Although general public discussions were held on first nations matrimonial real property in 2006-07, it is important to note that both AFN and NWAC, the two first nations organizations the government engaged to facilitate those meetings, oppose this bill. Consultation requires both a substantive dialogue and the government members to listen and, when appropriate, incorporate what they hear into the approach. The Native Women's Association of Canada and the AFN have been clear that they are not confident the legislation will resolve the problems associated with matrimonial real property on reserve and have pointed out that the current bill will fail to address many of the recommendations repeatedly raised each time this legislation has been brought forward.
Further, given the recommendations of the government's own representatives and first nations about the need to deal with capacity and resourcing issues before, or at least in concert with, legislation, it is curious why the Conservatives decided to introduce the bill in the Senate where it was subject to increased restrictions on incorporating resources.
Since this bill was initiated in the Senate, it cannot generate any spending.
Then, despite the fact that the legislation was introduced in the House of Commons on behalf of the Minister of Aboriginal Affairs and Northern Development, the bill was sent to the status of women committee to be pushed through with only two weeks of witnesses.
This legislation deals with legal and cultural issues in the first nations, for both men and women.
It was completely inappropriate to, for reasons of expediency, have the study of these complex matters done by a committee with no prior experience with aboriginal issues.

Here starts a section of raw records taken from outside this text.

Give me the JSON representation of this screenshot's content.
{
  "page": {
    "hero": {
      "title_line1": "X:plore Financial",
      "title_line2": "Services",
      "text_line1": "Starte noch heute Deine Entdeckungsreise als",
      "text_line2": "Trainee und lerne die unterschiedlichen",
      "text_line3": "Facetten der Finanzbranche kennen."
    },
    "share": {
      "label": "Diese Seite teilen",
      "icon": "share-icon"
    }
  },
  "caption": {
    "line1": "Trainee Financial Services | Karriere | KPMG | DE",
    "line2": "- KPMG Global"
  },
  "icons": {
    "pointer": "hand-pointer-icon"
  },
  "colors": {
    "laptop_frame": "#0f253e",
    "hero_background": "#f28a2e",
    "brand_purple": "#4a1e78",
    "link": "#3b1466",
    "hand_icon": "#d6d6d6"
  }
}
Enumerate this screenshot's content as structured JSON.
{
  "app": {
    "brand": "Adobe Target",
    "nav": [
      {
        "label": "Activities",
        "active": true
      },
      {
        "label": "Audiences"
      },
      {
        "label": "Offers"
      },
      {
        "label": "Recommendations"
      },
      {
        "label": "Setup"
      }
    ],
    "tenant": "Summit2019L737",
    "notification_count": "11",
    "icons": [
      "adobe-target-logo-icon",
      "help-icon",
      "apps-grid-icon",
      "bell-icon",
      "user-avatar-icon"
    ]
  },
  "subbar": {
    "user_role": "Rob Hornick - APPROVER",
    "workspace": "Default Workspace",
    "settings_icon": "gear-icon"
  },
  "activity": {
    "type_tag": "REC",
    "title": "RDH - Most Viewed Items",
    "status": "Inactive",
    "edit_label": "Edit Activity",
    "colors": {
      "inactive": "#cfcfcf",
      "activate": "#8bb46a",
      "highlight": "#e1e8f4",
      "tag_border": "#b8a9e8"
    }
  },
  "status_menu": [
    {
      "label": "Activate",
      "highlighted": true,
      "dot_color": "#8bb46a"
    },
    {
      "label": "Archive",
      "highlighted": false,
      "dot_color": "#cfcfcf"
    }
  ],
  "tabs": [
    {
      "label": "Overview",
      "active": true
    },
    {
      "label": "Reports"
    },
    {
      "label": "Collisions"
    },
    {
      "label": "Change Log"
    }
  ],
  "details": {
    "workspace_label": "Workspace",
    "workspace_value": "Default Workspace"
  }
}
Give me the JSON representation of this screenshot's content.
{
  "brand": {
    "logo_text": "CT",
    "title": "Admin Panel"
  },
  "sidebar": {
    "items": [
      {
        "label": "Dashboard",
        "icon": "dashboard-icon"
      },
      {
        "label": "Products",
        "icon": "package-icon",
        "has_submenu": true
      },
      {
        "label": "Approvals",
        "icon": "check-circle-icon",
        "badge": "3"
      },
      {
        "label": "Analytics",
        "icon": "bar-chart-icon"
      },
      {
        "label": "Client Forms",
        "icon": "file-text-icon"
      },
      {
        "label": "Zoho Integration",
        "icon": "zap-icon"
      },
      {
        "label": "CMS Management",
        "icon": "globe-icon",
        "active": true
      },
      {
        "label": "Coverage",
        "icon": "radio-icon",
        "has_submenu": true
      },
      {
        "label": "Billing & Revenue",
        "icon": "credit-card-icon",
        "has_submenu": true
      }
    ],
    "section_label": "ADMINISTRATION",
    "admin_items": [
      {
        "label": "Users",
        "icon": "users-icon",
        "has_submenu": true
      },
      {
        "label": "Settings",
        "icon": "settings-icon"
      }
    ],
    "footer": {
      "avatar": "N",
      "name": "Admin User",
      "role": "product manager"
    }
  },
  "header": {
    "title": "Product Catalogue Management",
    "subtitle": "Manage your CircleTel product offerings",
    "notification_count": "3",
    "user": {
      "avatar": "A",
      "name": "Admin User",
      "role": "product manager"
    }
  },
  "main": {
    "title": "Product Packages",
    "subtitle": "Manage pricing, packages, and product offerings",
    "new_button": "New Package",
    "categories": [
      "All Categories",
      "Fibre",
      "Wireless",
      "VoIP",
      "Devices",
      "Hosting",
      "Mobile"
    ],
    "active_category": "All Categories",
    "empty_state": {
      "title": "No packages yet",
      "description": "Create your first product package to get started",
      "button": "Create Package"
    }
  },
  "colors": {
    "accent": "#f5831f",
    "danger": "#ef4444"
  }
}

The fact that the committee did not allocate reasonable time to hear from organizations with the expertise and experience to highlight some of the challenges was particularly disappointing. The AFN and the first nations Lands Advisory Board had less than 20 minutes of committee time and NWAC was allocated 8 minutes. The Conservative majority then pushed this flawed bill through the committee without accepting a single amendment. This is not the way to produce effective and well thought out legislation.
The Liberal Party will not be supporting this legislation because the government has decided to move forward in a way that not only ignores many of the fundamental issues at stake, but actually may make things worse.